Le Christ, comme vous le savez, ne se limite pas, à la manière des sages de ce monde, à enseigner la vertu, mais pour nous engager à la conquérir laborieusement, il nous instruit par son exemple, stimule notre volonté et la fortifie par sa grâce céleste. En outre, il nous attire et nous stimule en nous indiquant le but et la récompense que constitue le bonheur éternel.
Si tous se décidaient à le suivre, ils auraient part à l’intime sérénité qui est la perfection de la joie [4], même s’ils devaient subir des peines, des persécutions et l’injustice humaine ; en fait, il leur arriverait ce qui est déjà arrivé en d’autres temps aux apôtres qui « s’en allèrent joyeux de devant le Sanhédrin, heureux d’avoir été jugés dignes de subir des souffrances pour le nom de Jésus » (Act., V, 41.).
De plus, si tous jouissaient réellement de cette vraie paix intime qui se base sur la loi divine et trouve son aliment éternel dans la grâce divine, alors, une fois éteintes les haines, calmées les passions, distribuées les richesses selon un critère plus équitable de justice et de charité, pourrait finalement avec une certitude infaillible et une assurance sereine se lever pour les classes sociales, les peuples et les nations, ce que saint Augustin a appelé « la concorde organisée » [5].

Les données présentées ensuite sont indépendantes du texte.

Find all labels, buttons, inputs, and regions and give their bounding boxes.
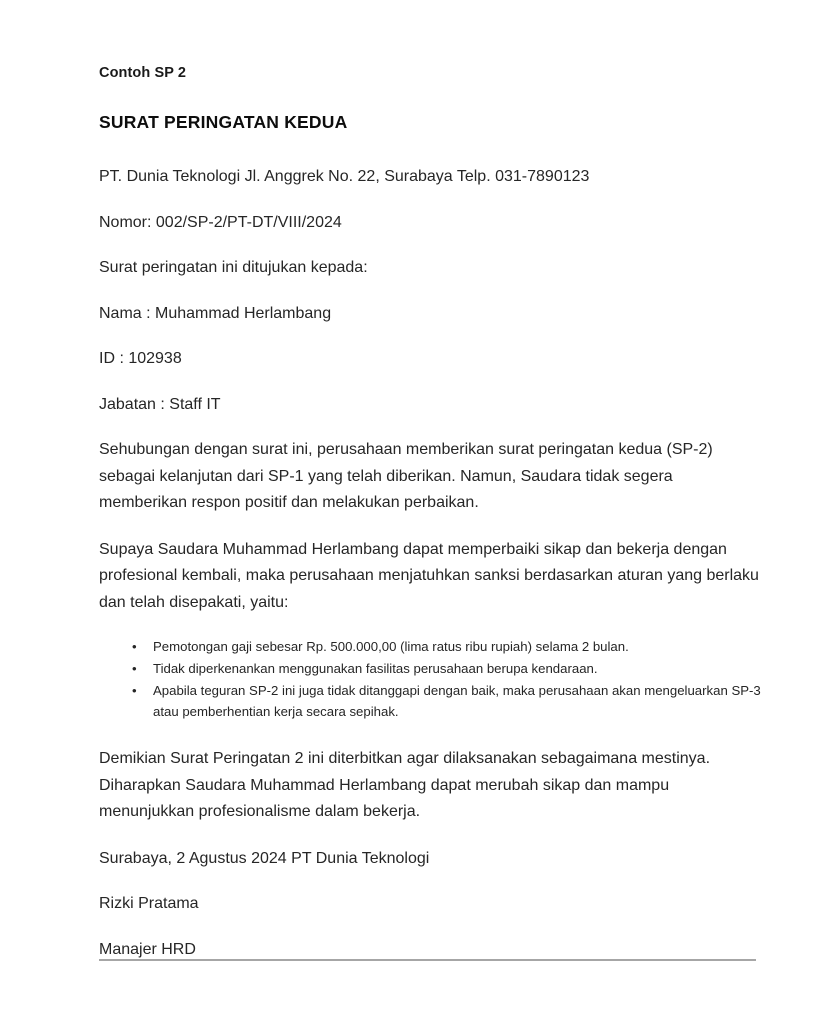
list-item <box>99 658 764 679</box>
list-item-text: Apabila teguran SP-2 ini juga tidak ditanggapi dengan baik, maka perusahaan akan mengeluarkan SP-3 atau pemberhentian kerja secara sepihak. <box>153 683 761 719</box>
footer-divider <box>99 959 756 961</box>
addressed-intro: Surat peringatan ini ditujukan kepada: <box>99 259 368 276</box>
letter-number: Nomor: 002/SP-2/PT-DT/VIII/2024 <box>99 213 342 231</box>
list-item-text: Pemotongan gaji sebesar Rp. 500.000,00 (lima ratus ribu rupiah) selama 2 bulan. <box>153 639 629 654</box>
bullet-icon: • <box>132 639 137 654</box>
body-paragraph-2: Supaya Saudara Muhammad Herlambang dapat memperbaiki sikap dan bekerja dengan profesional kembali, maka perusahaan menjatuhkan sanksi berdasarkan aturan yang berlaku dan telah disepakati, yaitu: <box>99 540 759 611</box>
recipient-name: Nama : Muhammad Herlambang <box>99 304 332 322</box>
document-kicker: Contoh SP 2 <box>99 65 187 81</box>
signer-title: Manajer HRD <box>99 940 196 958</box>
signer-name: Rizki Pratama <box>99 895 199 912</box>
sanctions-list <box>99 636 764 722</box>
list-item <box>99 636 764 657</box>
bullet-icon: • <box>132 661 137 676</box>
recipient-position: Jabatan : Staff IT <box>99 395 221 413</box>
list-item-text: Tidak diperkenankan menggunakan fasilitas perusahaan berupa kendaraan. <box>153 661 598 676</box>
document-body <box>99 64 764 982</box>
closing-paragraph: Demikian Surat Peringatan 2 ini diterbitkan agar dilaksanakan sebagaimana mestinya. Diharapkan Saudara Muhammad Herlambang dapat merubah sikap dan mampu menunjukkan profesionalisme dalam bekerja. <box>99 750 711 820</box>
page-title: SURAT PERINGATAN KEDUA <box>99 112 348 133</box>
list-item <box>99 680 764 722</box>
body-paragraph-1: Sehubungan dengan surat ini, perusahaan memberikan surat peringatan kedua (SP-2) sebagai kelanjutan dari SP-1 yang telah diberikan. Namun, Saudara tidak segera memberikan respon positif dan melakukan perbaikan. <box>99 441 713 511</box>
bullet-icon: • <box>132 683 137 698</box>
place-and-date: Surabaya, 2 Agustus 2024 PT Dunia Teknologi <box>99 849 430 867</box>
company-address-line: PT. Dunia Teknologi Jl. Anggrek No. 22, Surabaya Telp. 031-7890123 <box>99 168 590 185</box>
recipient-id: ID : 102938 <box>99 350 182 367</box>
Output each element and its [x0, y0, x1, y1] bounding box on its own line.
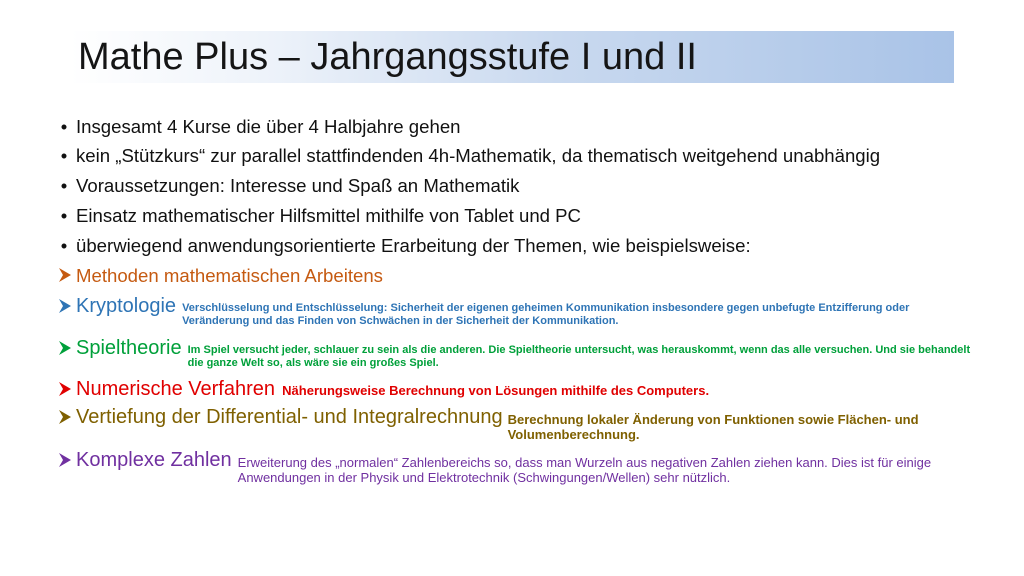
arrow-bullet-icon: [57, 297, 73, 315]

Telle est la fervente prière que Nous adressons au divin Rédempteur dont Nous célébrons aujourd’hui le triomphe sur la mort, tandis que Nous ne cessons de répéter à Vous, Vénérables Frères et Fils Bien-aimés, les inoubliables paroles de l’Apôtre, plus que jamais adaptées à la célébration d’aujourd’hui : « Soyez dans la joie, rendez-vous parfaits, consolez-vous, ayez un même sentiment, soyez en paix, et le Dieu d’amour et de paix sera avec vous. » (II. Cor., XIII, 2.)
Source : Document Pontificaux de S. S. Pie XII, Edition Saint-Maurice Saint-Augustin. – D’après le texte latin des A. A. S., XXXXII, 1950, p. 279.